Die SPD-Bundestagsfraktion spricht sich unter bestimmten Bedingungen für ein Handelsabkommen mit den USA aus. Die Weltwirtschaft braucht verlässliche Regeln. Wir wollen globale Standards für einen fairen und nachhaltigen Welthandel setzen und den Abbau von tarifären und nicht-tarifären Handelshemmnissen im gegenseitigen Interesse voran bringen. Denn viele technische Standards in den USA und der EU unterscheiden sich, obwohl sie einen ähnlichen Zweck dienen, z.B. im Automobilbau. Wir erwarten deutliche Kostensenkungen durch die gegenseitige Anerkennung von Standards und Zulassungsverfahren, die das gleiche Ziel verfolgen. Es geht dabei nicht um die Absenkung von Standards, sondern um eine Vereinfachung des Exports, wovon gerade kleine und mittelständische Unternehmen profitieren.

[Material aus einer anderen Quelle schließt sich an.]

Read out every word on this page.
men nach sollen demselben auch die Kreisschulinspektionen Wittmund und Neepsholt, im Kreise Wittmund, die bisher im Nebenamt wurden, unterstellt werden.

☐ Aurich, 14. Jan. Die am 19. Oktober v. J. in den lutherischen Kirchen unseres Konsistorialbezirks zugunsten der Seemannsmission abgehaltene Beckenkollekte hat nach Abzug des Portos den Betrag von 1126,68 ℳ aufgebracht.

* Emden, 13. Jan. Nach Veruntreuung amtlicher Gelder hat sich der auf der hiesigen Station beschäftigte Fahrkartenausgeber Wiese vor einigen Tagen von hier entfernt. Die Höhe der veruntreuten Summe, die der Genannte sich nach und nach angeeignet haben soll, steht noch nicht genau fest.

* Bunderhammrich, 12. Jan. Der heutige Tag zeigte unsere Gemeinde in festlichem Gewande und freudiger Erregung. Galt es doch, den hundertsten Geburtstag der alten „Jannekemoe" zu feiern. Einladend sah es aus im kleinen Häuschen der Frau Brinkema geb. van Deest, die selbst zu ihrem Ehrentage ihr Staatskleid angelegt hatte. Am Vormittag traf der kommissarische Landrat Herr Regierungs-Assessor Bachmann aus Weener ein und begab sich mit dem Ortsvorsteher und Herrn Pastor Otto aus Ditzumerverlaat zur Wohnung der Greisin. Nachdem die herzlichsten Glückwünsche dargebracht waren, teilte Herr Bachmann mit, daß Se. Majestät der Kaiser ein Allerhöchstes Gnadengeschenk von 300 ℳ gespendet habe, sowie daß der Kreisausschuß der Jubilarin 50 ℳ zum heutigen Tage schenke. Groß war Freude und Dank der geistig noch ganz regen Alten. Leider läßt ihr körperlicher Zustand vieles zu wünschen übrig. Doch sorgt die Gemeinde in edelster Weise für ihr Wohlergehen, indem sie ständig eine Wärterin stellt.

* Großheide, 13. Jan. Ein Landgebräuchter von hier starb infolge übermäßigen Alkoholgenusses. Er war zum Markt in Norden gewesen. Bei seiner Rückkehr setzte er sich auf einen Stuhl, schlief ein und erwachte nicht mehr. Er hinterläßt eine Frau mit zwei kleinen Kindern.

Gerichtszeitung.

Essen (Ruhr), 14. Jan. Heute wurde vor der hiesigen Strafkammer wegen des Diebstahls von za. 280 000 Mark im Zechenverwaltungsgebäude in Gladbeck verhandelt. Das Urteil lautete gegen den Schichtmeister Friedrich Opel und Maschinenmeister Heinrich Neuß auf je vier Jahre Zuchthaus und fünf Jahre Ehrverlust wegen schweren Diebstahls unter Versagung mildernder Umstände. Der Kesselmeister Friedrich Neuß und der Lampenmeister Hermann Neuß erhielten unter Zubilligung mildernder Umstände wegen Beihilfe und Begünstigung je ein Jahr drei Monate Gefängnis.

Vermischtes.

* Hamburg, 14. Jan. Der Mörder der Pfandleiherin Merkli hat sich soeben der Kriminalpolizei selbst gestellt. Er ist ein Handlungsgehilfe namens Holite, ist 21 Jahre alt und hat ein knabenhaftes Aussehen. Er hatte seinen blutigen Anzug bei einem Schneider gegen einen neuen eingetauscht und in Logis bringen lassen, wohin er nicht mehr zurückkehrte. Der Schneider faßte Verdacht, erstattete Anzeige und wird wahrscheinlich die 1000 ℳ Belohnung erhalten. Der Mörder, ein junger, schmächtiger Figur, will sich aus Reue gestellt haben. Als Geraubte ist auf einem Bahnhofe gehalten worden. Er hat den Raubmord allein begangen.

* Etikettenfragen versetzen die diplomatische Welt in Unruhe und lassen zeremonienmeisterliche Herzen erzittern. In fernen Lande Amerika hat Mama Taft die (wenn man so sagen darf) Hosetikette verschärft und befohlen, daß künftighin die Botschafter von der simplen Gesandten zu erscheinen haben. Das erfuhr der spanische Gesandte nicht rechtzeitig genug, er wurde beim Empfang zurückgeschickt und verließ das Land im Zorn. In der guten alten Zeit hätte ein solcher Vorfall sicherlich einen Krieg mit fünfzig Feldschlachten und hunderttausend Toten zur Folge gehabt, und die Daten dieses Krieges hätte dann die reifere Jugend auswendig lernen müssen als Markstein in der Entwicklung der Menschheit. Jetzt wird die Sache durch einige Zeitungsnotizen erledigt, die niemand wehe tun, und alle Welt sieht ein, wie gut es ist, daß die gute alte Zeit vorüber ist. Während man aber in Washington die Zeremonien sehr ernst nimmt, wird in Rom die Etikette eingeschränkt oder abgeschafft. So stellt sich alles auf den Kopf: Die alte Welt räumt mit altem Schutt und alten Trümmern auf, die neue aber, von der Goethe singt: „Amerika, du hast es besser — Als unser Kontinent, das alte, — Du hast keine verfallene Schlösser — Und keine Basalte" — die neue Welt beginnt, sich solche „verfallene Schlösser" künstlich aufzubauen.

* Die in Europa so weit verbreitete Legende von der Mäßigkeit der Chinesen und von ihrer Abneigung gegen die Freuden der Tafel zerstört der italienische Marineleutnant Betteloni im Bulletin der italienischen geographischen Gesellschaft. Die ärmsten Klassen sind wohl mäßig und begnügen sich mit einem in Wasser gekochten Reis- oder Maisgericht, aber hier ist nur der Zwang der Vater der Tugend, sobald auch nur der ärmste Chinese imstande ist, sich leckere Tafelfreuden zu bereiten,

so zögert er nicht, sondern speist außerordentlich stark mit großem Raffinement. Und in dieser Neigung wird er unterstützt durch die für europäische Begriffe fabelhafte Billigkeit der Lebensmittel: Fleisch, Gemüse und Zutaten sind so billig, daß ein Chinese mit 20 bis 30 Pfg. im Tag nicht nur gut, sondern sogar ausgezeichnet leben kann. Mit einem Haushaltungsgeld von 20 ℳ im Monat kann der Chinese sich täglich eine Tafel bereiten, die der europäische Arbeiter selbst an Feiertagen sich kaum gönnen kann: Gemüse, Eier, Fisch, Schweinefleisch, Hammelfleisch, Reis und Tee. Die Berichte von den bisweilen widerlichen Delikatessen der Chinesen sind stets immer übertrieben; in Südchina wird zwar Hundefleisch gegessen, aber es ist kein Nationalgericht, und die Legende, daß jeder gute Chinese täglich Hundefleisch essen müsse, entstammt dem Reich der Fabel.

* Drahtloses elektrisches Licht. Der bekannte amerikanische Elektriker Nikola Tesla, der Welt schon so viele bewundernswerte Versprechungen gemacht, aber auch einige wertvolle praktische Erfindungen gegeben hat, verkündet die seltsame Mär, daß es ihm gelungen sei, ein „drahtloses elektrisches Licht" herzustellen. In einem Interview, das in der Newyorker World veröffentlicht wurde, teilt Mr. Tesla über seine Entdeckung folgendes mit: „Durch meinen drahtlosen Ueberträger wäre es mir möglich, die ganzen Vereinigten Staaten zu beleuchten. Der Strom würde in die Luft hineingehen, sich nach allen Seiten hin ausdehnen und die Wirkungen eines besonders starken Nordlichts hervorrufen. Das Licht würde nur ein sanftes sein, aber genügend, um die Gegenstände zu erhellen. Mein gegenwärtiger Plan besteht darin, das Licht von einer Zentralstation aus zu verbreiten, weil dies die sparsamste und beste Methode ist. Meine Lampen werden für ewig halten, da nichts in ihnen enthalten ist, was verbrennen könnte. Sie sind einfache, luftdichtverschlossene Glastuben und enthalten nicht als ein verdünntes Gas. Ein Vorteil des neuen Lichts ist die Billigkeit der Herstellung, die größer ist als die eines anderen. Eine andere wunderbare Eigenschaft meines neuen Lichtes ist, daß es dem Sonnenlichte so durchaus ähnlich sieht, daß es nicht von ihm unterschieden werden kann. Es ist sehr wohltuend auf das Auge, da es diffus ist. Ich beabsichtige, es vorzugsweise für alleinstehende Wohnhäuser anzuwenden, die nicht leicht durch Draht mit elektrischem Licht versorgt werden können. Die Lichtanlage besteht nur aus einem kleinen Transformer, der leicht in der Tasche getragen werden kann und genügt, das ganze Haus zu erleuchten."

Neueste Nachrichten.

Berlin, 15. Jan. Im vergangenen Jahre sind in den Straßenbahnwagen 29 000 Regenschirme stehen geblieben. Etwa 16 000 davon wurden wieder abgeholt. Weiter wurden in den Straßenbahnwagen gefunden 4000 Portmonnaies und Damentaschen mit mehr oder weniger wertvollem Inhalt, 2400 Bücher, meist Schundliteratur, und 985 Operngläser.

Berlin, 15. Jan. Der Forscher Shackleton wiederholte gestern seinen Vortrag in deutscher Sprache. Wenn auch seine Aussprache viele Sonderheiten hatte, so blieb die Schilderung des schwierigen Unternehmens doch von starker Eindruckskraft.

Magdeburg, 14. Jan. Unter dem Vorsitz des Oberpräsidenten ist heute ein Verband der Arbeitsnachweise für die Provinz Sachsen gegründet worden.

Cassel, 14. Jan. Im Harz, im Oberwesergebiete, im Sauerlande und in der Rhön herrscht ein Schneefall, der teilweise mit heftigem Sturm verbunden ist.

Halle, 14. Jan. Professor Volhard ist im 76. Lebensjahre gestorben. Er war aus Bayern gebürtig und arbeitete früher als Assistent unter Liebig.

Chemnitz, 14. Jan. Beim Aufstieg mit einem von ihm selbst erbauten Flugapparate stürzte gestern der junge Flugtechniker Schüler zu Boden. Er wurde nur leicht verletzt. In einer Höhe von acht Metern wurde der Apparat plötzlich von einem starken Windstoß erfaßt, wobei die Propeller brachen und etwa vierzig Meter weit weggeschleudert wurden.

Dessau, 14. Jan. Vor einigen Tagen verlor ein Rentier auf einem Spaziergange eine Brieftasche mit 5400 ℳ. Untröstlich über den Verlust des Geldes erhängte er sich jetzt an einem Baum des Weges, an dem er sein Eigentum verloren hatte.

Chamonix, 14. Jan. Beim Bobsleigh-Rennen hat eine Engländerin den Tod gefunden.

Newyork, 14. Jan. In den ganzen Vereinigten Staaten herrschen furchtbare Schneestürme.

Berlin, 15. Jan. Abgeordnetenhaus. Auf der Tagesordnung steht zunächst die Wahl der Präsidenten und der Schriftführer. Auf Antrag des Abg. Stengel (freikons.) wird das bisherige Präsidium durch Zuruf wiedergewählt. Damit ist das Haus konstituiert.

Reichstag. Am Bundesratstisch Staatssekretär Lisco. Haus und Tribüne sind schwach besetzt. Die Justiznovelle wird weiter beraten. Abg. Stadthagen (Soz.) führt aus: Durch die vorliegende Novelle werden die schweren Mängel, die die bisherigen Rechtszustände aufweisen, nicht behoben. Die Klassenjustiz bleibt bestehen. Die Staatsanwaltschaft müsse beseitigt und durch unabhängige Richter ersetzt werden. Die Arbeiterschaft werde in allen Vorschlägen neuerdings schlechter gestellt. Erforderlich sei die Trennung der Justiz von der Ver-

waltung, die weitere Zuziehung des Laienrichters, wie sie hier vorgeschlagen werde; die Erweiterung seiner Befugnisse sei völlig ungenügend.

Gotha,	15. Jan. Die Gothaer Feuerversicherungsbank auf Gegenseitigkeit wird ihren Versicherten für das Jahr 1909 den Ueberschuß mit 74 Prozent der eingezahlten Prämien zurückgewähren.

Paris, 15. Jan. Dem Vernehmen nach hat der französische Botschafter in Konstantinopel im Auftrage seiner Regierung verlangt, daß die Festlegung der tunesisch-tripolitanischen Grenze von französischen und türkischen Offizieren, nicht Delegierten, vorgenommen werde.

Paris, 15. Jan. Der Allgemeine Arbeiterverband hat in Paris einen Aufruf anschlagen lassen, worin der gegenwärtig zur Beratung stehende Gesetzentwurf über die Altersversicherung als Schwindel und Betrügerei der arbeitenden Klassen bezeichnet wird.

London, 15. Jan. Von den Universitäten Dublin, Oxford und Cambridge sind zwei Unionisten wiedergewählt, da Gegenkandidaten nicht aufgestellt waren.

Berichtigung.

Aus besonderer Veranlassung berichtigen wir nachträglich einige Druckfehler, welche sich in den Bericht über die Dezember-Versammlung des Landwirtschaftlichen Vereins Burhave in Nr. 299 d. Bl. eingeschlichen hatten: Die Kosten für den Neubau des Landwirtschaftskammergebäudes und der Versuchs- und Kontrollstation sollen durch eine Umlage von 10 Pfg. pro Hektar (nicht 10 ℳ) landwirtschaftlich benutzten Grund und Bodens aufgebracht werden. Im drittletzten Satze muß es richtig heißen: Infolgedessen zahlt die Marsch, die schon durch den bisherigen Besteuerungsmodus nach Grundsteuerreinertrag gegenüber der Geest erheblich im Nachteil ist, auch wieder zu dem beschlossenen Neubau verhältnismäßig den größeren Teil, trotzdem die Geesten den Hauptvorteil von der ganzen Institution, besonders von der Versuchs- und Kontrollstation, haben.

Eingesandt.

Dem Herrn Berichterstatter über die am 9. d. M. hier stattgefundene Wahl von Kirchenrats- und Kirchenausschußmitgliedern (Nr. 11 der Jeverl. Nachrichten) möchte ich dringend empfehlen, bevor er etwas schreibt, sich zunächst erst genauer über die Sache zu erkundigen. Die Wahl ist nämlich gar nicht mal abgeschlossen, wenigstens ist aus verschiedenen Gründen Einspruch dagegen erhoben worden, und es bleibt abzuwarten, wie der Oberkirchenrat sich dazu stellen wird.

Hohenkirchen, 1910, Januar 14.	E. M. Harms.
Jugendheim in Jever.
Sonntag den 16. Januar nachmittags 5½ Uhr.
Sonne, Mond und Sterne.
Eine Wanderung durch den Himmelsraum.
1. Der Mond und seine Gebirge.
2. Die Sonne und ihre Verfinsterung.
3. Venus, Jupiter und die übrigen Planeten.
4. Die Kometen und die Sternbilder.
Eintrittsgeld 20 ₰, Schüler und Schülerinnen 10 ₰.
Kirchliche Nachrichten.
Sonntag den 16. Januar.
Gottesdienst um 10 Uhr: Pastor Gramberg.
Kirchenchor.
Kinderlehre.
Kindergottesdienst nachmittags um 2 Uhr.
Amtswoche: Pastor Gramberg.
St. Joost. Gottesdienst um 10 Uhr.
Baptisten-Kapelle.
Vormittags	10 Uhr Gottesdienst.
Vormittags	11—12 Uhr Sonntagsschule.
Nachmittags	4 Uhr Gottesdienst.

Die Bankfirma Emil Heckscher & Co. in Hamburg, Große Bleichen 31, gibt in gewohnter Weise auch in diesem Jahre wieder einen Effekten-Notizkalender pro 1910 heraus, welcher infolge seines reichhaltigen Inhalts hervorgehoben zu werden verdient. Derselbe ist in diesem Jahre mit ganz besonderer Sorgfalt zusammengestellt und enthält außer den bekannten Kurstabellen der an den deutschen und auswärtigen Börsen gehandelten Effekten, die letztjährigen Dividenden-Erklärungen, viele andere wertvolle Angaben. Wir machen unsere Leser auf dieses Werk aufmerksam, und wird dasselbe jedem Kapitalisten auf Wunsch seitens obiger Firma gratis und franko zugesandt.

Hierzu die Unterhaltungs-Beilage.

Wir wollen eine Einigung - aber nicht um jeden Preis. Rote Linien dürfen nicht überschritten werden. Die Arbeitnehmerrechte und Arbeitsstandards, das Recht der Mitbestimmung, der Betriebsverfassung und der Tarifautonomie dürfen nicht in Frage gestellt werden. Dies heißt: Nationale Gesetze oder Vorschriften eines EU-Mitgliedsstaates für Beschäftigung oder soziale Sicherungsmaßnahmen, die Vorschriften über Lohnverhandlungen, das Streikrecht, Mindestlöhne und Tarifverträge bleiben unberührt. Schmutzigen Wettbewerb durch Lohndumping lassen wir nicht zu. Es soll ein Mechanismus zur wirksamen Anwendung der ILO-Kernarbeitsnormen in einem eigenen Kapitel geschaffen werden. Bestimmungen zur Unterstützung international anerkannter Standards zur verantwortlichen Unternehmensführung (CSR-Standards) dürfen ebenso nicht fehlen.
Auch die Daseinsvorsorge darf nicht gefährdet werden. Das hohe Schutzniveau für grundlegende Dienstleistungen in Bezug auf Wasser, Gesundheit oder Bildung wird nicht angetastet.

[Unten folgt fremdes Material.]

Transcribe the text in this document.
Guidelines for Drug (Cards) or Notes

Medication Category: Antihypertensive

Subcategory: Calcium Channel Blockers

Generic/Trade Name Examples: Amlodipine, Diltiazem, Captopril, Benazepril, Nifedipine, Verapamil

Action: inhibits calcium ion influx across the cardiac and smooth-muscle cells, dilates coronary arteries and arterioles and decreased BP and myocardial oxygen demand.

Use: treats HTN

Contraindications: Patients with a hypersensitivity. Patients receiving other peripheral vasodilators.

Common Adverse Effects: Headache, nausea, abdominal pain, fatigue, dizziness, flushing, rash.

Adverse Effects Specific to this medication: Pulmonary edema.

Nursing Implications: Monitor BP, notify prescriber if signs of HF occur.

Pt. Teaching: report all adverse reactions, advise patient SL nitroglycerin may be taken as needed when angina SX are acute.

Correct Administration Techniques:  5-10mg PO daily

Wenn unterschiedliche Schutzniveaus existieren, dürfen diese durch das Abkommen nicht nivelliert werden. Dies betrifft zum Beispiel den Umwelt- und Verbraucherschutz oder auch den Datenschutz. Das Abkommen soll durch hohe Standards für Verbraucherschutz, Nachhaltigkeit und die Berücksichtigung von Arbeitnehmerinteressen Maßstäbe auch für andere Handelsabkommen setzen.

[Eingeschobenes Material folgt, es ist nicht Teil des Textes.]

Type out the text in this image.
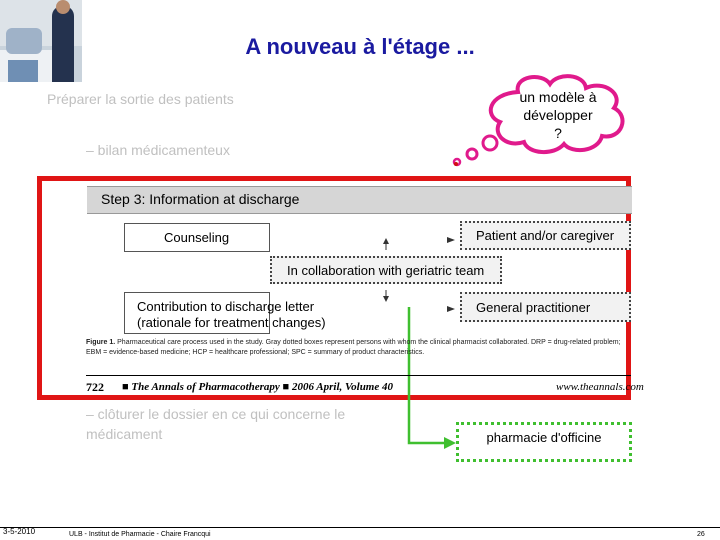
A nouveau à l'étage ...
Préparer la sortie des patients
– bilan médicamenteux
un modèle à
développer
?
Step 3: Information at discharge
Counseling	Patient and/or caregiver
In collaboration with geriatric team
Contribution to discharge letter
(rationale for treatment changes)
General practitioner
Figure 1. Pharmaceutical care process used in the study. Gray dotted boxes represent persons with whom the clinical pharmacist collaborated. DRP = drug-related problem; EBM = evidence-based medicine; HCP = healthcare professional; SPC = summary of product characteristics.
722 ■ The Annals of Pharmacotherapy ■ 2006 April, Volume 40	www.theannals.com
– clôturer le dossier en ce qui concerne le médicament	pharmacie d'officine
3-5-2010	ULB - Institut de Pharmacie - Chaire Francqui	26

Die Hauptkritik bei TTIP richtet sich gegen mögliche Regelungen zum Thema Investitionsschutz. Deutschland hat mit über 130 Staaten Investitionsförderungs- und -schutzverträge abgeschlossen. Bei den Partnern handelt es sich größtenteils um Schwellen- und Entwicklungsländer mit zumeist unsicherer Rechtslage. Deshalb bedarf es einen Rechtsschutz insbesondere für deutsche Unternehmen, um sie vor Enteignung oder willkürlicher Ungleichbehandlung zu bewahren. Grundsätzlich ist zunächst also nichts gegen ein solches Abkommen einzuwenden. Da sowohl Deutschland als auch die USA über ein funktionierendes Rechtssystem verfügen, halten wir einen Investitionsschutz und Investor-Staat-Schiedsverfahren in diesem Abkommen deshalb für nicht notwendig.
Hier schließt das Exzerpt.